A few months back, a paper published in the journal Proceedings of the National Academy of Sciences of the United States of America (PNAS) (Ancient genomes link early farmers from Atapuerca in Spain to modern-day Basques) caused quite the stir on the Basque portion of the internet. The paper examined the genetics of various populations, including Spanish, Italian, Russian, and, of course, Basque, and compared those genetics to determine where the Basques came from. Many reports had sensational headlines like Cave DNA unravels riddle of the Basque people, Ancient DNA cracks puzzle of Basque origins, Basques Linked to Ancient Iberian Farmers, Basque ancestors were farmers, Mystery of Basque origins solved, Science Seeks Answers to Riddles of the Mysterious Basques, and Unusual ‘relic language’ comes from small group of farmers isolated for thousands of years.
To the best of my understanding, what the paper claims is that the Basques are most closely related to European farmers from the Atapuerca region of northern Spain. My interpretation of the previous theory was that the Basques were a remnant of the paleolithic populations of Europe, the hunter/gatherer Cromagnon peoples effectively. What this new paper says is that, no, the Basques are more closely related to farmers that arrived in the region during the Neolithic or Chalcolithic periods of time, not the earlier Mesolithic period.
However, the Basques still exhibit genetic differences with their neighbors, such as the French and the Spanish. Rather than being isolated since stone age times, the authors of this study attribute these differences to more recent isolation. After the farmers spread through Europe, the ones that would eventually become the Basques were isolated from the Caucasian/Central Asian and North African populations and the later Moorish influence in Spain. While their neighbors intermixed with these populations, they did not.
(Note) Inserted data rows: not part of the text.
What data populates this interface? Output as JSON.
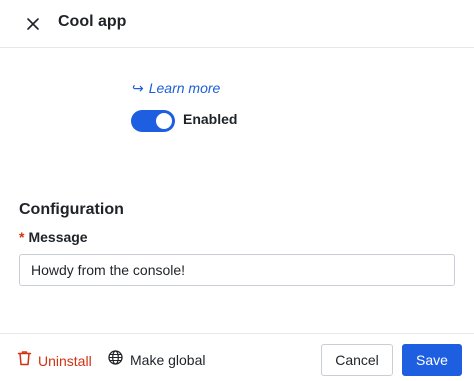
{
  "header": {
    "title": "Cool app",
    "close_icon": "close-icon"
  },
  "main": {
    "learn_more": {
      "arrow": "↪",
      "label": "Learn more"
    },
    "toggle": {
      "label": "Enabled",
      "on": true,
      "accent_color": "#1d5fe0"
    },
    "configuration": {
      "title": "Configuration",
      "field": {
        "required_mark": "*",
        "label": "Message",
        "value": "Howdy from the console!"
      }
    }
  },
  "footer": {
    "uninstall": {
      "label": "Uninstall",
      "icon": "trash-icon",
      "color": "#d13212"
    },
    "make_global": {
      "label": "Make global",
      "icon": "globe-icon"
    },
    "cancel_label": "Cancel",
    "save_label": "Save"
  }
}
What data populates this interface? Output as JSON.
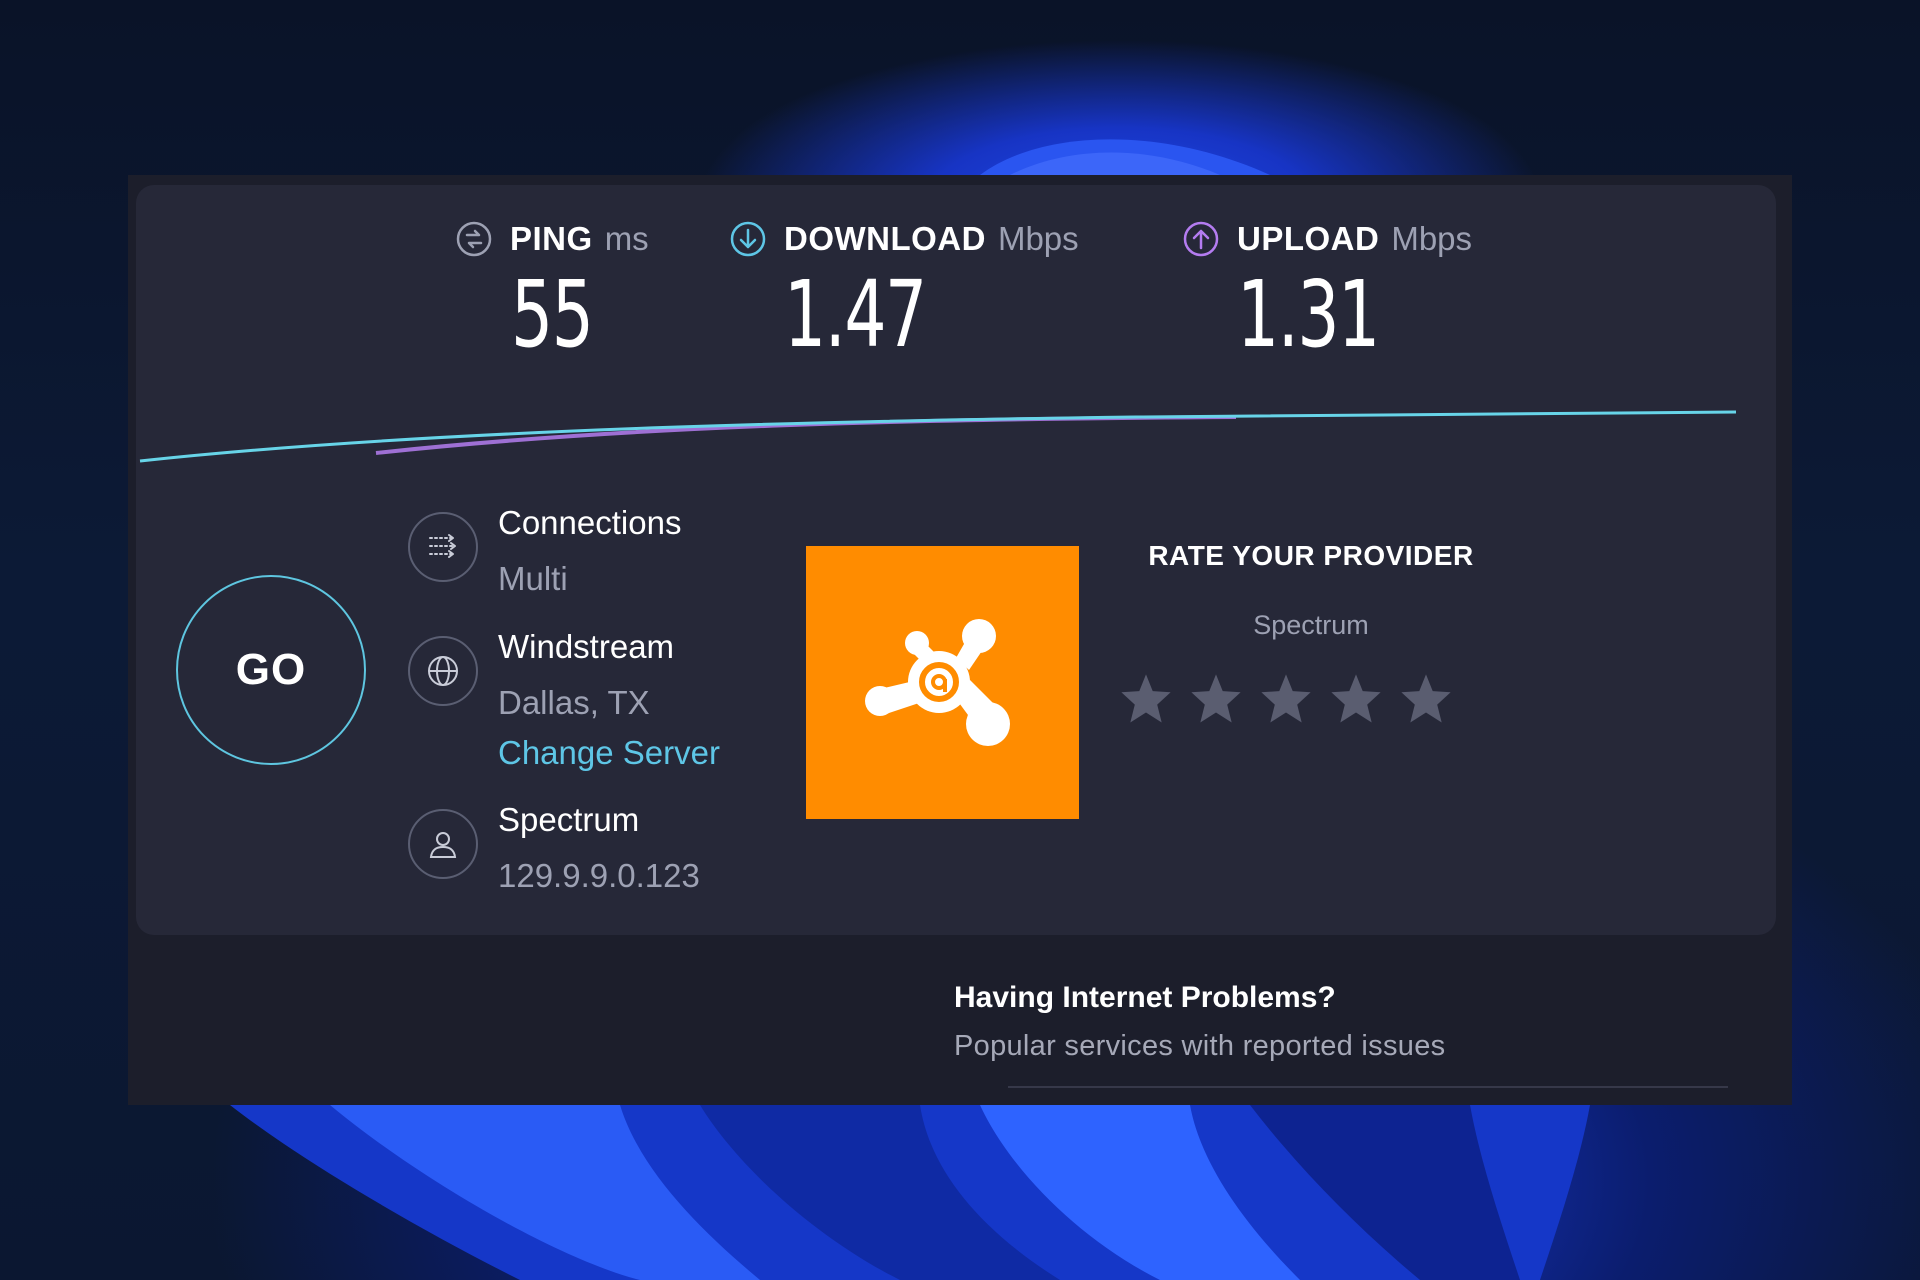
{
  "metrics": {
    "ping": {
      "label": "PING",
      "unit": "ms",
      "value": "55"
    },
    "download": {
      "label": "DOWNLOAD",
      "unit": "Mbps",
      "value": "1.47"
    },
    "upload": {
      "label": "UPLOAD",
      "unit": "Mbps",
      "value": "1.31"
    }
  },
  "go_button": {
    "label": "GO"
  },
  "connections": {
    "title": "Connections",
    "value": "Multi"
  },
  "server": {
    "name": "Windstream",
    "location": "Dallas, TX",
    "change_link": "Change Server"
  },
  "provider": {
    "name": "Spectrum",
    "ip": "129.9.9.0.123"
  },
  "rating": {
    "title": "RATE YOUR PROVIDER",
    "provider": "Spectrum",
    "stars_total": 5,
    "stars_selected": 0
  },
  "problems": {
    "title": "Having Internet Problems?",
    "subtitle": "Popular services with reported issues"
  },
  "colors": {
    "card_bg": "#262838",
    "accent_cyan": "#5ec6e6",
    "accent_purple": "#b47cf0",
    "ad_orange": "#ff8c00",
    "star_gray": "#5a5d70"
  },
  "icons": {
    "ping": "ping-icon",
    "download": "download-arrow-icon",
    "upload": "upload-arrow-icon",
    "connections": "connections-icon",
    "server": "globe-icon",
    "provider": "user-icon",
    "ad": "avast-logo-icon"
  }
}
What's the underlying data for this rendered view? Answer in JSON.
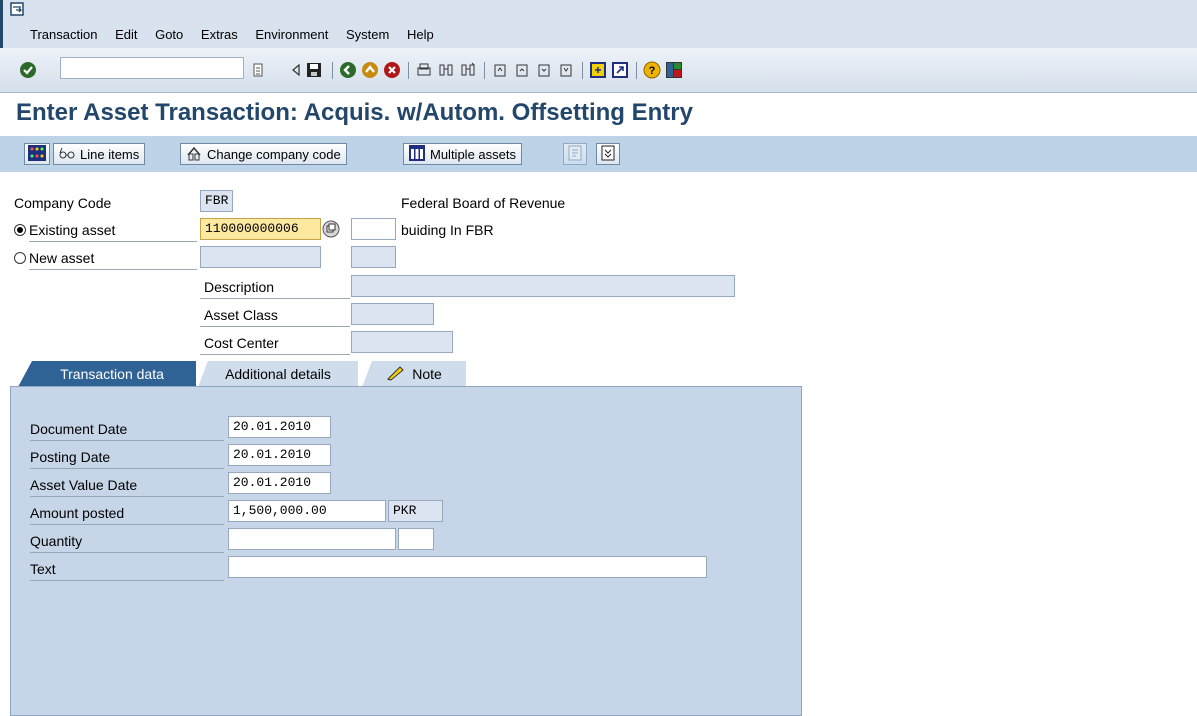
{
  "menu": {
    "items": [
      "Transaction",
      "Edit",
      "Goto",
      "Extras",
      "Environment",
      "System",
      "Help"
    ]
  },
  "toolbar": {
    "command_field_value": "",
    "icons": [
      "enter-icon",
      "command-history-icon",
      "back-arrow-icon",
      "save-icon",
      "back-icon",
      "exit-icon",
      "cancel-icon",
      "print-icon",
      "find-icon",
      "find-next-icon",
      "first-page-icon",
      "previous-page-icon",
      "next-page-icon",
      "last-page-icon",
      "create-session-icon",
      "shortcut-icon",
      "help-icon",
      "layout-icon"
    ]
  },
  "title": "Enter Asset Transaction: Acquis. w/Autom. Offsetting Entry",
  "app_toolbar": {
    "line_items": "Line items",
    "change_company_code": "Change company code",
    "multiple_assets": "Multiple assets"
  },
  "header": {
    "company_code_label": "Company Code",
    "company_code_value": "FBR",
    "company_name": "Federal Board of Revenue",
    "existing_asset_label": "Existing asset",
    "existing_asset_value": "110000000006",
    "existing_asset_subnumber": "",
    "existing_asset_description": "buiding In FBR",
    "new_asset_label": "New asset",
    "new_asset_value": "",
    "description_label": "Description",
    "description_value": "",
    "asset_class_label": "Asset Class",
    "asset_class_value": "",
    "cost_center_label": "Cost Center",
    "cost_center_value": ""
  },
  "tabs": {
    "transaction_data": "Transaction data",
    "additional_details": "Additional details",
    "note": "Note"
  },
  "transaction": {
    "document_date_label": "Document Date",
    "document_date": "20.01.2010",
    "posting_date_label": "Posting Date",
    "posting_date": "20.01.2010",
    "asset_value_date_label": "Asset Value Date",
    "asset_value_date": "20.01.2010",
    "amount_posted_label": "Amount posted",
    "amount_posted": "1,500,000.00",
    "currency": "PKR",
    "quantity_label": "Quantity",
    "quantity": "",
    "quantity_unit": "",
    "text_label": "Text",
    "text": ""
  },
  "colors": {
    "title": "#23466b",
    "active_tab": "#2f6396",
    "panel": "#c6d6e8",
    "app_toolbar": "#bdd3e8",
    "highlight_field": "#fde8a0"
  }
}
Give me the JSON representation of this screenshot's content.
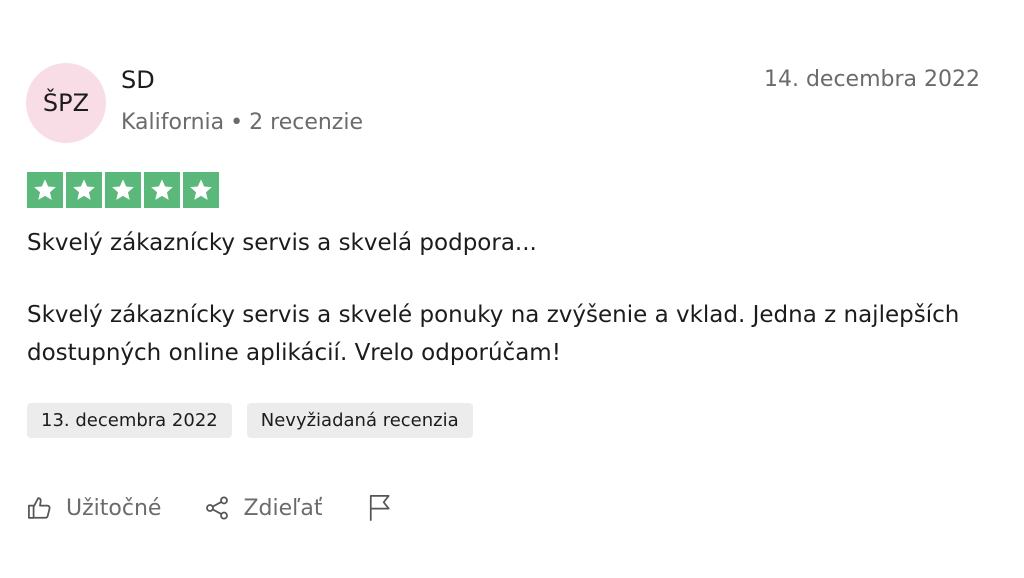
{
  "reviewer": {
    "initials": "ŠPZ",
    "name": "SD",
    "location": "Kalifornia",
    "separator": "•",
    "review_count": "2 recenzie",
    "avatar_color": "#f9dde6"
  },
  "review_date": "14. decembra 2022",
  "rating": {
    "stars": 5,
    "max": 5,
    "star_color": "#59b87a"
  },
  "review": {
    "title": "Skvelý zákaznícky servis a skvelá podpora...",
    "text": "Skvelý zákaznícky servis a skvelé ponuky na zvýšenie a vklad. Jedna z najlepších dostupných online aplikácií. Vrelo odporúčam!"
  },
  "tags": {
    "experience_date": "13. decembra 2022",
    "unsolicited": "Nevyžiadaná recenzia"
  },
  "actions": {
    "useful_label": "Užitočné",
    "useful_icon": "thumbs-up-icon",
    "share_label": "Zdieľať",
    "share_icon": "share-icon",
    "report_icon": "flag-icon"
  }
}
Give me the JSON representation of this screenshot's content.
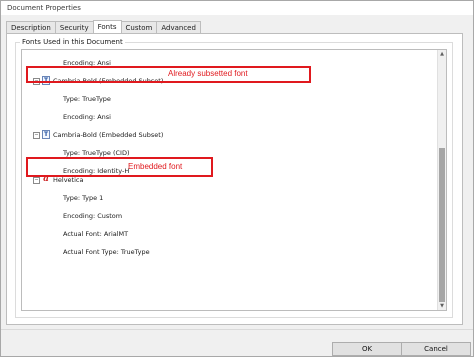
{
  "window": {
    "title": "Document Properties"
  },
  "tabs": [
    "Description",
    "Security",
    "Fonts",
    "Custom",
    "Advanced"
  ],
  "active_tab": "Fonts",
  "fonts_group": {
    "title": "Fonts Used in this Document"
  },
  "font_list": {
    "rows": [
      "Encoding: Ansi",
      "Cambria-Bold (Embedded Subset)",
      "Type: TrueType",
      "Encoding: Ansi",
      "Cambria-Bold (Embedded Subset)",
      "Type: TrueType (CID)",
      "Encoding: Identity-H",
      "Helvetica",
      "Type: Type 1",
      "Encoding: Custom",
      "Actual Font: ArialMT",
      "Actual Font Type: TrueType"
    ],
    "font_icon_glyph": "T",
    "type1_icon_glyph": "a",
    "expanded_glyph": "−"
  },
  "annotations": {
    "subset": "Already subsetted font",
    "embedded": "Embedded font",
    "color": "#e0191e"
  },
  "scrollbar": {
    "up_glyph": "▲",
    "down_glyph": "▼"
  },
  "buttons": {
    "ok": "OK",
    "cancel": "Cancel"
  }
}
The paper also claimed that this shed light on the origins of the Basque language. At least to me, that isn’t so clear. While the genetic history of a people might correlate to some degree with language, it is not an absolute connection and the language that those farmers-who-became-Basques spoke could easily, it seems to me, have even older roots. While these new genetic studies provide valuable new insight into the history of the Basques from a population point of view, they can’t directly inform the linguistic history. The paper admits this, saying that the farming populations that migrated to the area and mingled with the local hunter-gatherer populations to form what would ultimately be the Basques “could have” spoken some non-Indo-European language, but what it was, they don’t know. And they may have brought it with them, or it could have been there already.
That said, I am certainly not a geneticist and I would love to hear from people who are actually in the field and might be able to provide even more detailed commentary on this paper. It seems to have fascinating and important implications, but I would certainly like to know more.